Future student loan borrowers in the Golden State may be getting their own bill of rights.
On Tuesday, the California assembly passed the “Student Borrower Bill of Rights,” or AB376, aimed at creating the first detailed set of rules protecting those holding student debt in the U.S.
The legislation passed with an initial vote of 59 to 15 and now awaits passage through Senate committees and eventually a floor vote.
Mike Pierce, Policy Director and Managing Counsel at the Student Borrower Protection Center (SBPC), which co-sponsored the bill with others, told Yahoo Finance that "the full Senate must pass the bill no later than September " to make it to California Governor Gavin Newsom's desk for his final signature before the end of the year.
The vote “demonstrates California’s ongoing commitment to protecting student loan borrowers in the face of resistance from the Trump Administration… [which] has dismantled protections for student loan borrowers,” Seth Frotman, the former top student loan official at the federal Consumer Financial Protection Bureau and Student Borrower Protection Center Executive Director, said in a press release.
After resigning in August, Frotman established the SBPC.
Frotman asserted that with student loan borrowers “defaulting every 28 seconds, I urge the California State Senate to act quickly and advance this critical legislation.”

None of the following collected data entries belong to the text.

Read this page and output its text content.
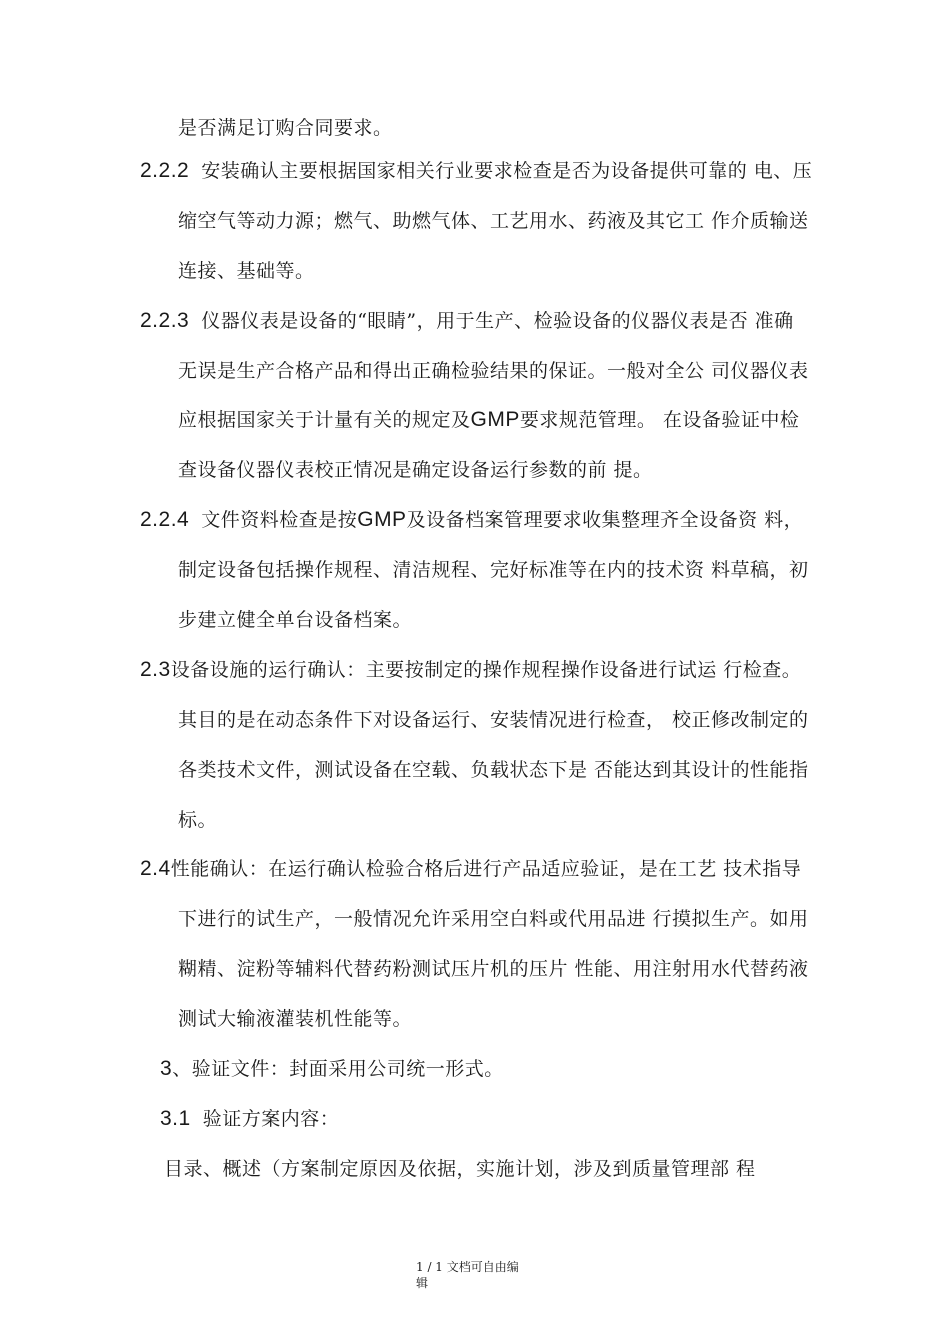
是否满足订购合同要求。
2.2.2 安装确认主要根据国家相关行业要求检查是否为设备提供可靠的 电、压
缩空气等动力源；燃气、助燃气体、工艺用水、药液及其它工 作介质输送
连接、基础等。
2.2.3 仪器仪表是设备的“眼睛”，用于生产、检验设备的仪器仪表是否 准确
无误是生产合格产品和得出正确检验结果的保证。一般对全公 司仪器仪表
应根据国家关于计量有关的规定及GMP要求规范管理。 在设备验证中检
查设备仪器仪表校正情况是确定设备运行参数的前 提。
2.2.4 文件资料检查是按GMP及设备档案管理要求收集整理齐全设备资 料，
制定设备包括操作规程、清洁规程、完好标准等在内的技术资 料草稿，初
步建立健全单台设备档案。
2.3设备设施的运行确认：主要按制定的操作规程操作设备进行试运 行检查。
其目的是在动态条件下对设备运行、安装情况进行检查， 校正修改制定的
各类技术文件，测试设备在空载、负载状态下是 否能达到其设计的性能指
标。
2.4性能确认：在运行确认检验合格后进行产品适应验证，是在工艺 技术指导
下进行的试生产，一般情况允许采用空白料或代用品进 行摸拟生产。如用
糊精、淀粉等辅料代替药粉测试压片机的压片 性能、用注射用水代替药液
测试大输液灌装机性能等。
3、验证文件：封面采用公司统一形式。
3.1 验证方案内容：
目录、概述（方案制定原因及依据，实施计划，涉及到质量管理部 程
1 / 1 文档可自由编
辑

The ‘Student Borrower Bill Of Rights’ would establish ‘rules of the road’
According to the SBPC, the bill essentially hopes to establish the following:
Ban “abusive” student loan servicing practices that take unreasonable advantage of borrowers’ confusion over loan repayment options;
Create minimum loan servicing standards to ensure fair application of payments, improved record-keeping on borrower accounts, and proper staff training so borrowers are informed of more affordable payment options;
Establish a Student Loan Advocate to review borrower complaints, gather data, and issue reports to the state legislature; and
Grant the Department of Business Oversight additional “market monitoring” authorities to collect better data about the student loan servicing industry.

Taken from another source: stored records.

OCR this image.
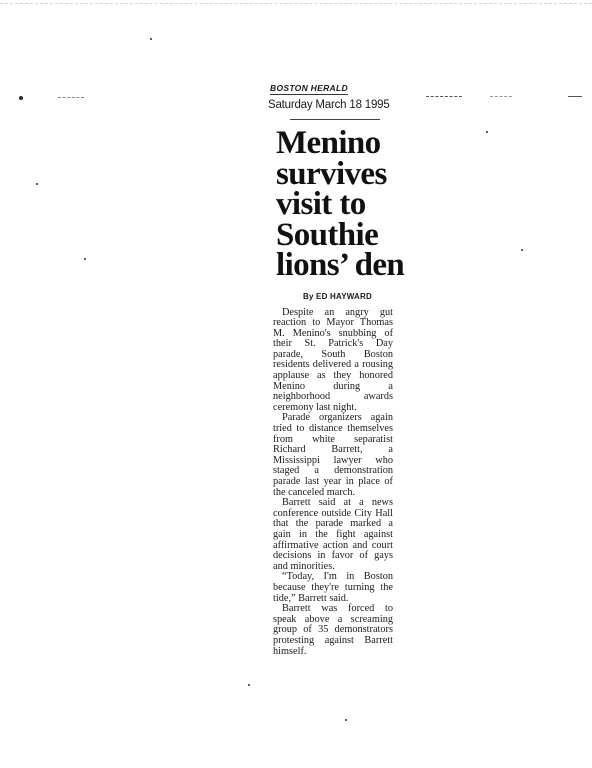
BOSTON HERALD
Saturday March 18 1995
Menino
survives
visit to
Southie
lions’ den
By ED HAYWARD

Despite an angry gut reaction to Mayor Thomas M. Menino's snubbing of their St. Patrick's Day parade, South Boston residents delivered a rousing applause as they honored Menino during a neighborhood awards ceremony last night.

Parade organizers again tried to distance themselves from white separatist Richard Barrett, a Mississippi lawyer who staged a demonstration parade last year in place of the canceled march.

Barrett said at a news conference outside City Hall that the parade marked a gain in the fight against affirmative action and court decisions in favor of gays and minorities.

“Today, I'm in Boston because they're turning the tide,” Barrett said.

Barrett was forced to speak above a screaming group of 35 demonstrators protesting against Barrett himself.
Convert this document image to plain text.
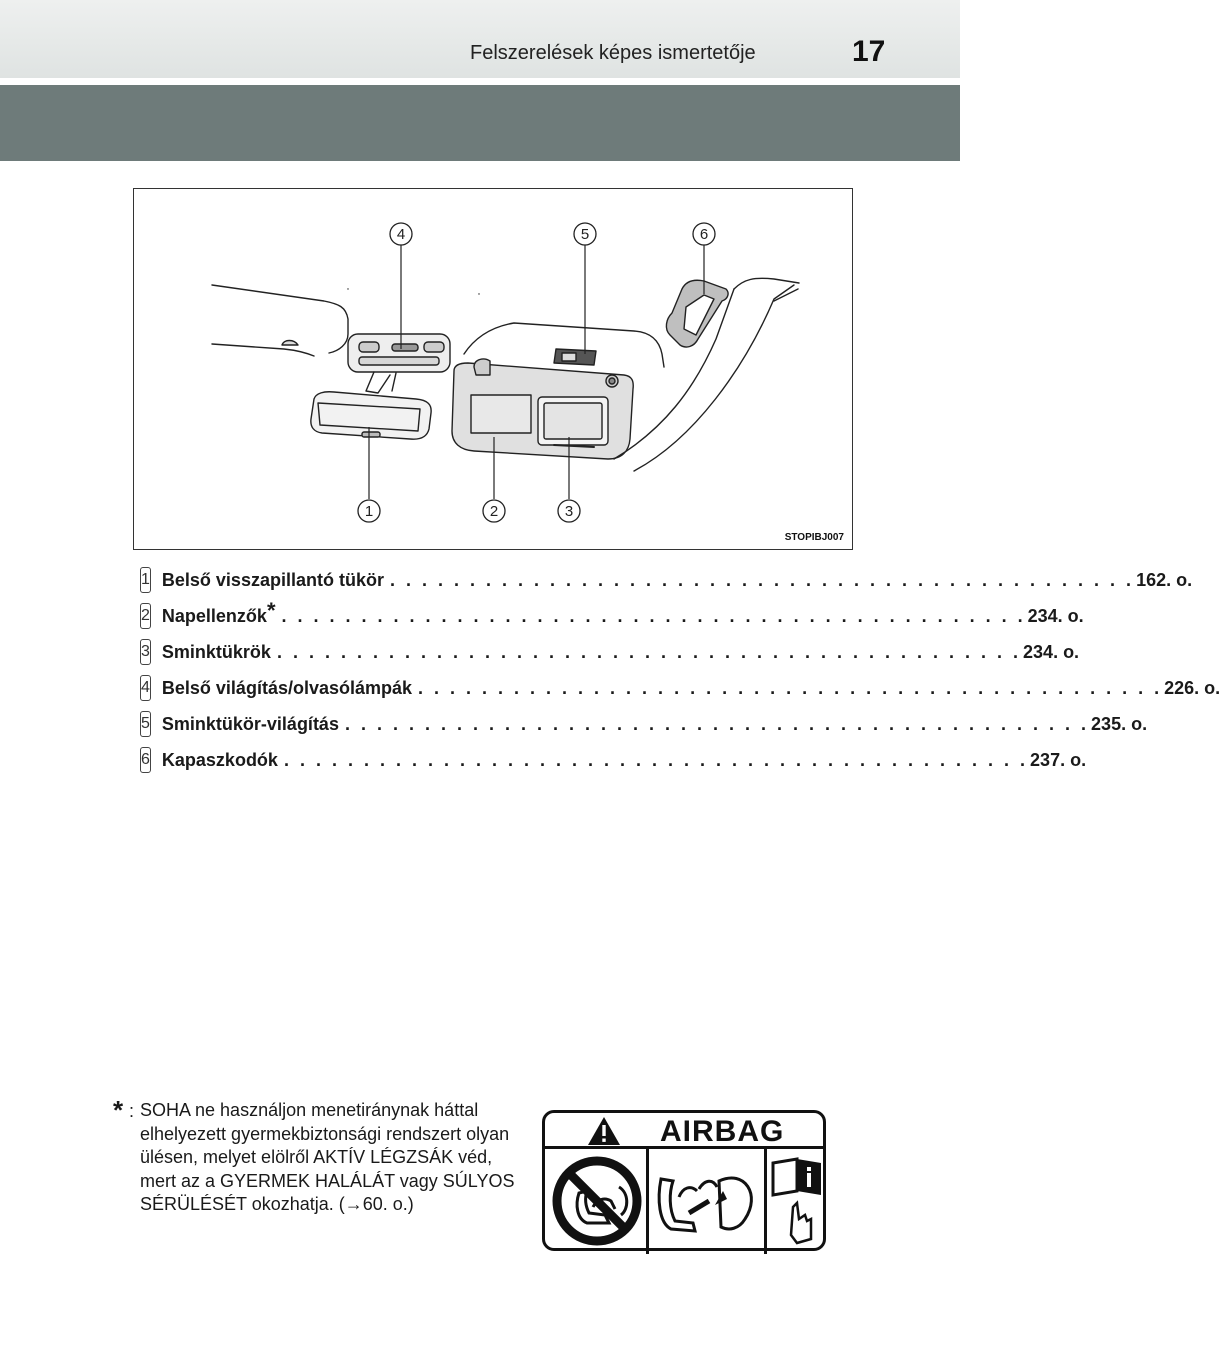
Felszerelések képes ismertetője	17
4	5	6
1	2	3
STOPIBJ007
1 Belső visszapillantó tükör . . . . . . . . . . . . . . . . . . . . . . . . . . . . . . . . . . . . . . . . . . . . . . . 162. o.
2 Napellenzők* . . . . . . . . . . . . . . . . . . . . . . . . . . . . . . . . . . . . . . . . . . . . . . . 234. o.
3 Sminktükrök . . . . . . . . . . . . . . . . . . . . . . . . . . . . . . . . . . . . . . . . . . . . . . . 234. o.
4 Belső világítás/olvasólámpák . . . . . . . . . . . . . . . . . . . . . . . . . . . . . . . . . . . . . . . . . . . . . . . 226. o.
5 Sminktükör-világítás . . . . . . . . . . . . . . . . . . . . . . . . . . . . . . . . . . . . . . . . . . . . . . . 235. o.
6 Kapaszkodók . . . . . . . . . . . . . . . . . . . . . . . . . . . . . . . . . . . . . . . . . . . . . . . 237. o.
* : SOHA ne használjon menetiránynak háttal elhelyezett gyermekbiztonsági rendszert olyan ülésen, melyet elölről AKTÍV LÉGZSÁK véd, mert az a GYERMEK HALÁLÁT vagy SÚLYOS SÉRÜLÉSÉT okozhatja. (→60. o.)
AIRBAG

Ultimately, it hopes to “create the first comprehensive, industrywide ‘rules of the road’ for the student loan industry, offering student loan borrowers the same kinds of strong, enforceable protections available to consumers with mortgages and credit cards,” the SBPC explained.
Because “unlike consumers with mortgages and credit cards, student loan borrowers currently have few protections when interacting with their loan servicers,” Consumer Reports, which also co-sponsored the bill, said in a press release. “Student loan servicers are generally prohibited from engaging in unfair or deceptive practices, like any other business in California, but they are not currently subject to industry-specific standards.”
California faces a ‘student debt crisis’
According to the Assembly Bill, California is facing a “student debt crisis,” with more than 3.7 million borrowers owing nearly $125 billion in student debt, which is about $33,000 on average.
The overall level of outstanding student debt in the U.S. stood at $1.49 trillion in the first quarter of 2019, up $29 billion from the last quarter, according to the New York Fed.
And borrowers are increasingly unable to meet repayment deadlines, with delinquency rates rising steadily from 9.08% in the last quarter in 2018 to 9.54% in Q1 2019, according to Fed data.
The bill added that in 2017, “more than one million Americans defaulted on a student loan nationwide — three times the number who lost homes to foreclosure over this period.”
The bill continued: “These financial issues affect every aspect of their lives. From buying a home to choosing a career, from starting a family to saving for retirement, student debt casts a shadow that many Californians cannot escape. California is just beginning to see how this debt fuels economic, gender, and racial inequality, inhibits asset accumulation, accelerates wealth gaps, and carves out a generational divide that will take decades to erase.”
These points have been highlighted by many, from banking giant J.P. Morgan CEO Jamie Dimon to presidential candidate and Sen. Elizabeth Warren (D-MA). Even restaurant chain Burger King launched a $250,000 sweepstakes for student debt borrowers.
California has taken steps against predatory student loans servicers who are blamed for the crisis by many, including Frotman.
“For too long,” Frotman stated, “student loan companies have had free rein to cut corners and cheat borrowers, often making it impossible for millions of Californians to get out from under the weight of historic student debt.”
The state’s attorney general filed lawsuits or “or took enforcement actions against student loan servicers,” alongside attorneys general in other states like Massachusetts and New York from 2017 to 2019.
But since the “federal government has failed to take necessary action to halt widespread abuses,” and with the “increasingly uncertain federal landscape,” the bill then urged that “the State of California has an opportunity and an obligation to act.”